Плетусь в ванную. Пытаюсь разбудить тело, включаю холодную воду. Глубоко дышу от обжигающих ледяных потоков воды по лицу и телу. Выхожу на кухню уже бодрее, ставлю на плиту кофе. Старая добрая гейзерная кофеварка, в лучших традициях Италии, начинает призывно булькать. Я послушно снимаю ее и наливаю в любимую чашку. Настроение налаживается и хочется музыки.
Мы поцеловались. Образ вспыхивает в сознании флешбеком. Замираю на полпути в спальню, пытаясь точно вспомнить, было ли это на самом деле или мне приснилось. Память упрямо троит, сбой в программе. Нет, я бы не забыла такое. Не могла же я это забыть? Ну пожалуйста, бессознательное, помоги вспомнить. «Срамота» – кричит Жириновский и тут я с ним соглашусь. Шикарный мужчина, идеальный вечер, возможно, первый поцелуй, и забыла? Так, ну в целом, это не смертельно. Выключаем лимбическую систему, активизируем префронтальную кору. Не паникуем, а рассуждаем логически.
Уже спокойнее пью кофе, листаю телефон в поиске подсказок. В итоге решаю, что даже если мы целовались, это ничего не меняет. Оба выпили, поддались атмосфере, ничего особенного. Дыхание прерывисто и поверхностно – этими мыслями я только обманываю себя. Это как прикрыть газетой и сделать вид, что так и должно быть. Может написать ему сообщение? Какое? «Привет, мы вчера целовались?». Если да – он может расстроиться, что я не помню, если нет – подумает, что я навязываюсь. Оба варианта… «срамота», подсказывает Жириновский.

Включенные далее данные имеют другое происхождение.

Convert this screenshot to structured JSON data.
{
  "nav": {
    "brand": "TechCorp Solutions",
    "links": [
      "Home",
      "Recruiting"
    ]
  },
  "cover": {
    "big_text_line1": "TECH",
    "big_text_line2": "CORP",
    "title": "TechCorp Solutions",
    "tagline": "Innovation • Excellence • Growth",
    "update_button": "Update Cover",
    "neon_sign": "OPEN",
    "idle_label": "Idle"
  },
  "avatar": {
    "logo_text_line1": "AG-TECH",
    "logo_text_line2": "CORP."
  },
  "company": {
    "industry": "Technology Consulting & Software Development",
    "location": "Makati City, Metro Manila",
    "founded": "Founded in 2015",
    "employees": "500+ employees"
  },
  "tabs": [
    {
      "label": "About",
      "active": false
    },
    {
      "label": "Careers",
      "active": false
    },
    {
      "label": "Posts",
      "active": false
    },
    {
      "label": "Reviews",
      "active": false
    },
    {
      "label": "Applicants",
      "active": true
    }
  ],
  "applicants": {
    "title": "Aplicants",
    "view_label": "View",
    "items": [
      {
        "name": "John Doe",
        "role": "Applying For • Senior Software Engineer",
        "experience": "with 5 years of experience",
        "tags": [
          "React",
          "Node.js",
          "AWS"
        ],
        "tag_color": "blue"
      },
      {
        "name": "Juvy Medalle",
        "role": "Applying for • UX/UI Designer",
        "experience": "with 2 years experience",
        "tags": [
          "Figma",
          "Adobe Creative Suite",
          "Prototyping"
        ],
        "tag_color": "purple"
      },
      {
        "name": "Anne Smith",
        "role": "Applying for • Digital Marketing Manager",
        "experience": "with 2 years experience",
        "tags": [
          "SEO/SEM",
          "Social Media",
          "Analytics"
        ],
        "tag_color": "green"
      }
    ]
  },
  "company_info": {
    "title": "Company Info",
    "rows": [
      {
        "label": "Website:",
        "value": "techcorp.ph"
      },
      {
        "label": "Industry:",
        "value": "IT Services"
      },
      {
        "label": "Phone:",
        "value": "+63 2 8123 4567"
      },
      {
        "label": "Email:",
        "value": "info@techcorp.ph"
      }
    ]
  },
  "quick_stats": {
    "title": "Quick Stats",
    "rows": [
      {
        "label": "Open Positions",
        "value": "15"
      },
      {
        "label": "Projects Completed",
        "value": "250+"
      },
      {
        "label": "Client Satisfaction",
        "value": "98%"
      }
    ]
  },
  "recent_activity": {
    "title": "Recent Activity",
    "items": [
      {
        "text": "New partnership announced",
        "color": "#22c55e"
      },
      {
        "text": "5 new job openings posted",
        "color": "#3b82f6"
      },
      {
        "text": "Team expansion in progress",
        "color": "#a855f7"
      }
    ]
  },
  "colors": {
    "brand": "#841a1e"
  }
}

Именно так, спасибо.
Делать нечего, пока просто пойду на работу. А дальше пойму все по поведению Ника. Это же как с котом Шредингера в суперпозиции. Поцелуй мог быть и мог не быть, сейчас он одновременно был и его не было. От этих мыслей чугунная голова становится тяжелее. Субличности прогоняют Профессора и я им благодарна.